The second parent contact came after school. I had completely forgotten about the weird thumping sound that my car started to make as I pulled into the parking lot this morning. At the time, I had pulled into the nearest parking spot and looked under my front tires VERY quickly. It was super cold and still pretty dark. It looked like a little piece of plastic had come loose and was bumping against the tire. I didn’t think about it again all day long.

At around 4:30, when I started to pull out of the parking space, my memory was jolted, and I immediately knew I had a flat tire. What I had failed to notice this morning was a piece of metal wire about two feet long and about a quarter inch in diameter sticking out of my tire.

After the customary amount of cursing had been purged from my system, I broke out the jack and spare tire from my trunk and started to take the lug nuts off.

Not too long after, I heard a voice say, “Do you need some help?”

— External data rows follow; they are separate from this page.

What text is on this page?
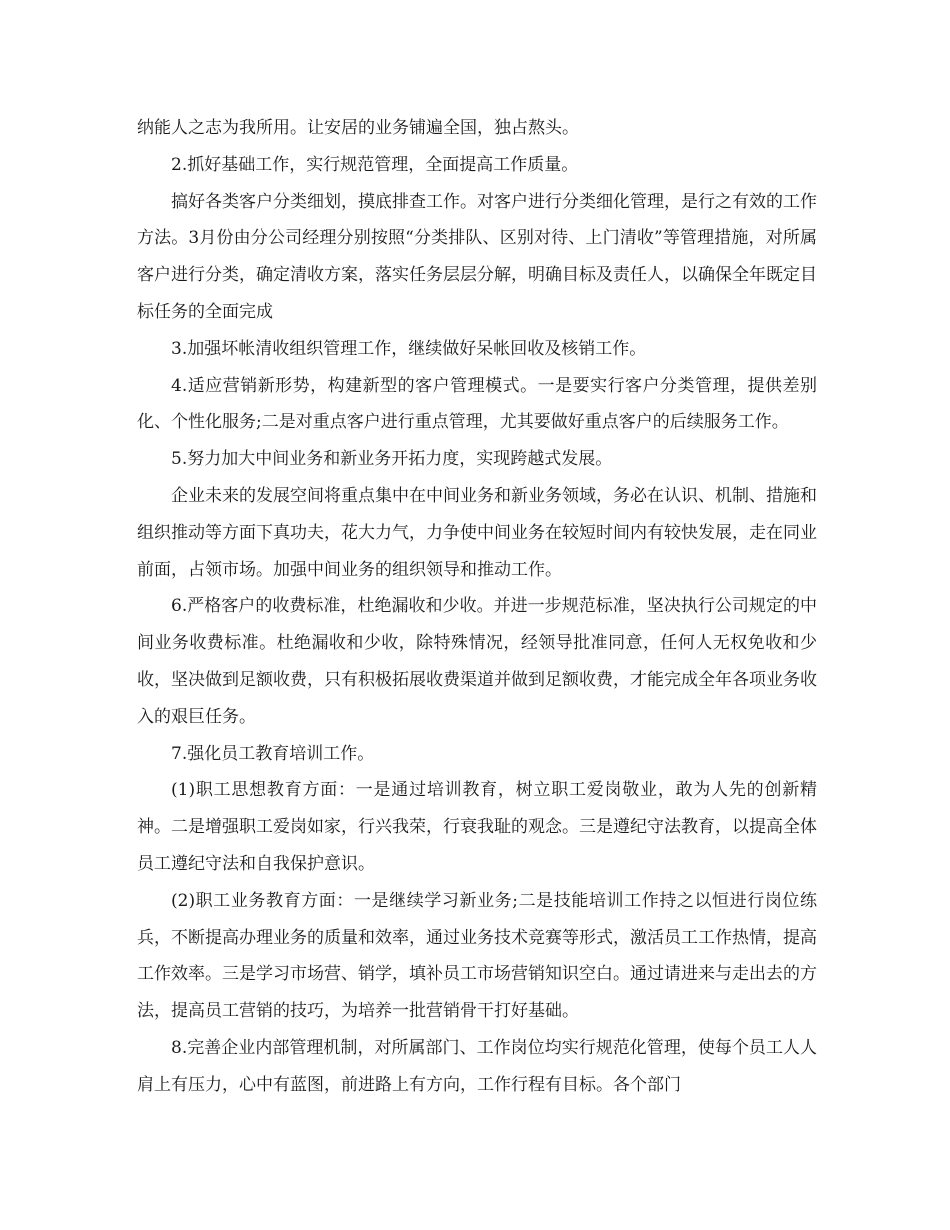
纳能人之志为我所用。让安居的业务铺遍全国，独占熬头。

2.抓好基础工作，实行规范管理，全面提高工作质量。

搞好各类客户分类细划，摸底排查工作。对客户进行分类细化管理，是行之有效的工作方法。3月份由分公司经理分别按照“分类排队、区别对待、上门清收”等管理措施，对所属客户进行分类，确定清收方案，落实任务层层分解，明确目标及责任人，以确保全年既定目标任务的全面完成

3.加强坏帐清收组织管理工作，继续做好呆帐回收及核销工作。

4.适应营销新形势，构建新型的客户管理模式。一是要实行客户分类管理，提供差别化、个性化服务;二是对重点客户进行重点管理，尤其要做好重点客户的后续服务工作。

5.努力加大中间业务和新业务开拓力度，实现跨越式发展。

企业未来的发展空间将重点集中在中间业务和新业务领域，务必在认识、机制、措施和组织推动等方面下真功夫，花大力气，力争使中间业务在较短时间内有较快发展，走在同业前面，占领市场。加强中间业务的组织领导和推动工作。

6.严格客户的收费标准，杜绝漏收和少收。并进一步规范标准，坚决执行公司规定的中间业务收费标准。杜绝漏收和少收，除特殊情况，经领导批准同意，任何人无权免收和少收，坚决做到足额收费，只有积极拓展收费渠道并做到足额收费，才能完成全年各项业务收入的艰巨任务。

7.强化员工教育培训工作。

(1)职工思想教育方面：一是通过培训教育，树立职工爱岗敬业，敢为人先的创新精神。二是增强职工爱岗如家，行兴我荣，行衰我耻的观念。三是遵纪守法教育，以提高全体员工遵纪守法和自我保护意识。

(2)职工业务教育方面：一是继续学习新业务;二是技能培训工作持之以恒进行岗位练兵，不断提高办理业务的质量和效率，通过业务技术竞赛等形式，激活员工工作热情，提高工作效率。三是学习市场营、销学，填补员工市场营销知识空白。通过请进来与走出去的方法，提高员工营销的技巧，为培养一批营销骨干打好基础。

8.完善企业内部管理机制，对所属部门、工作岗位均实行规范化管理，使每个员工人人肩上有压力，心中有蓝图，前进路上有方向，工作行程有目标。各个部门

I looked up to see Vito’s father standing there. You may remember Vito from my class last year. His family lives in the neighborhood, and the parents walk the kids to school every day. They also walk back up to the school every evening to play on the playground. The kids play, not the parents.

I stood up to say hi to Vito’s father, and almost immediately, he practically shoved me out of the way to complete changing the tire. Honestly, I did very little but watch and roll the spare over to him.

Afterwards, when I shook his hand and thanked him profusely, he simply said, “No problem. You taught my son last year.”

Wow, I guess there ARE some tangible rewards to being a teacher after all!

After a not so quick stop at the tire store, I drove to the nearby Super Target. Tomorrow night, Mrs. Caring is having a Holiday – no! Christmas! – party at her house, and I stopped to get some adult beverages and chips.